Les Révoltés de l’an 2000, comme son titre français ne l’indique pas (l’original, ¿Quién puede matar a un niño ?, signifie en français « Qui donc pourrait tuer un enfant ? ») est un film d’horreur où un couple de touristes anglais débarque sur l’île (fictive) d’Almonzora, située à quatre heures en bateau de la côte andalouse. Dans ce cadre idyllique de petites maisons blanches où le soleil méditerranéen tape fort, la tranquillité des rues ménage rapidement un trouble : où sont passés tous les habitants, qui semblent avoir disparu précipitamment, à l’exception de quelques enfants ? Le village désert s’apparente à un piège grandeur nature, avec ces filets de pêcheurs qui tapissent les murs, ces volets qui se referment soudainement et ces recoins d’ombre dont la quiétude n’est troublée que par quelques rires enfantins. Patience, montée de la tension, surgissement de l’horreur : le film joue une partition certes attendue, mais tire intelligemment son épingle du jeu dans la manière dont il fait de l’enfant une figure d’épouvante.
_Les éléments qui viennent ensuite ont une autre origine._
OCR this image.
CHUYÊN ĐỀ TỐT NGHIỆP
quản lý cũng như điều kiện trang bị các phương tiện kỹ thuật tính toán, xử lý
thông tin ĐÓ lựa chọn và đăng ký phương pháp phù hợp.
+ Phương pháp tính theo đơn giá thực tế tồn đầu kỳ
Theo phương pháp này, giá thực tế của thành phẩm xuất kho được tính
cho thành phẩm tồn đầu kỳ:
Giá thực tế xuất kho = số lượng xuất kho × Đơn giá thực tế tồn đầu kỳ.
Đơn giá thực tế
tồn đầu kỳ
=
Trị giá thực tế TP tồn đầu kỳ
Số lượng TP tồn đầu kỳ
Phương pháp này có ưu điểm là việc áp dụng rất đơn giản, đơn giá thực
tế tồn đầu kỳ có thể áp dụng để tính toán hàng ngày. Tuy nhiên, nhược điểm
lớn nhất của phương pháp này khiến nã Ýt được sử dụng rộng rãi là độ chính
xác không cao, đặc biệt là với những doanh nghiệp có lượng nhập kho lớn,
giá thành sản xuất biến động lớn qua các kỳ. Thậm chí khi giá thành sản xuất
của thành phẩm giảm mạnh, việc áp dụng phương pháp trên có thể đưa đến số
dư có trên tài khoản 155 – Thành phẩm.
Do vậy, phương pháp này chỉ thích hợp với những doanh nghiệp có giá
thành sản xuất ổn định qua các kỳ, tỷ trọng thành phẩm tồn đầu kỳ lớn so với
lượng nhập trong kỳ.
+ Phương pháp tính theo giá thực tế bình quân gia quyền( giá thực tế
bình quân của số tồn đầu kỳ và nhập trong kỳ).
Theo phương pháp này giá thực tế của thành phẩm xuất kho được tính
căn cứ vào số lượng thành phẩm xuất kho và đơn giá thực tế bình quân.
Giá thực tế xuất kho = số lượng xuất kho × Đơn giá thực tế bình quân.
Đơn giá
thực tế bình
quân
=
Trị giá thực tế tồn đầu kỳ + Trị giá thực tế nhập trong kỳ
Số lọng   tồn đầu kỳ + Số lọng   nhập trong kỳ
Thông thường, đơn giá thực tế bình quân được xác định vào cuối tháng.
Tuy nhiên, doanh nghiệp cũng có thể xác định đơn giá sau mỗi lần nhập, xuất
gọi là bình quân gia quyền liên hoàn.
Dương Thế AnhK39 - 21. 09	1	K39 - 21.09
Sa grande idée est que, de l’innocence au mal, il n’y a qu’un pas, que l’enfant est déjà en soi une figure monstrueuse en puissance et inquiétante par nature. Le film n’a dès lors pas besoin de pousser très loin le curseur, comme dans cette scène où un vieillard pendu devient une piñata que l’on essaie d’abattre à coup de faux : il ne fait que rejouer la frénésie du jeu et l’emballement collectif auxquels s’adonnaient déjà naturellement quelques bambins au début du récit. De ce cadre, le film déploie une étrangeté reposant sur des décalages très simples (par exemple : tandis que les adultes suent par tous les pores de leur peau, les enfants semblent parfaitement imperméables à la chaleur écrasante) ou s’amuse de renversements habiles. Ainsi de cette course-poursuite qui semble comme rejouer à l’envers l’attaque d’écoliers par des corbeaux dans Les Oiseaux d’Hitchcock : c’est désormais une foule de gamins qui remplace la nuée de volatiles.
La marque du démon
Tout n’est cependant pas parfait : au-delà de la relative indolence de certaines séquences (sur ce point, Les Révoltés… a l’irrégularité de certains gialli pouvant tour à tour se révéler aussi sophistiqués que brouillons), le film souffre aussi du flou qu’il entretient autour de ce renversement de l’ordre par les plus jeunes. Dans sa première partie, l’intrigue suggère l’idée d’une révolte, avec un générique compilant différents reportages télévisés où les enfants apparaissent comme les victimes des guerres, famines et dévastations dont les adultes sont responsables. Déjà, une question hante le couple, parents de deux enfants et qui en attend une troisième (la femme est enceinte) : quel monde laisseront-ils à leur progéniture ? Cette interrogation, manière de saupoudrer un peu artificiellement l’intrigue d’enjeux, laisse le champ dans la deuxième moitié du film à une voie plus ouvertement surnaturelle, par laquelle Les Révoltés… penche davantage du côté du Village des damnés et de L’Invasion des profanateurs de sépulture. Le poids de cette hésitation scénaristique est toutefois à relativiser, au sens que les pistes suivies par le film sont surtout à envisager comme des catalyseurs de trouvailles formelles. En témoigne l’ouverture, où le générique en noir et blanc cède place à la couleur à la faveur d’un zoom arrière ; au centre du plan, un garçonnet tripote du sable mouillé pour bâtir un château de sables, sur la plage de la station balnéaire de Benahavis. Autrement dit, c’est le monde tout entier qui se reconfigure (l’apparition de la couleur et l’élargissement du plan) selon le bon vouloir des enfants, pour le plier à leur énigmatique volonté, à la fois violente (quelques scènes, d’une brutalité remarquablement préparée, glacent le sang) et ludique.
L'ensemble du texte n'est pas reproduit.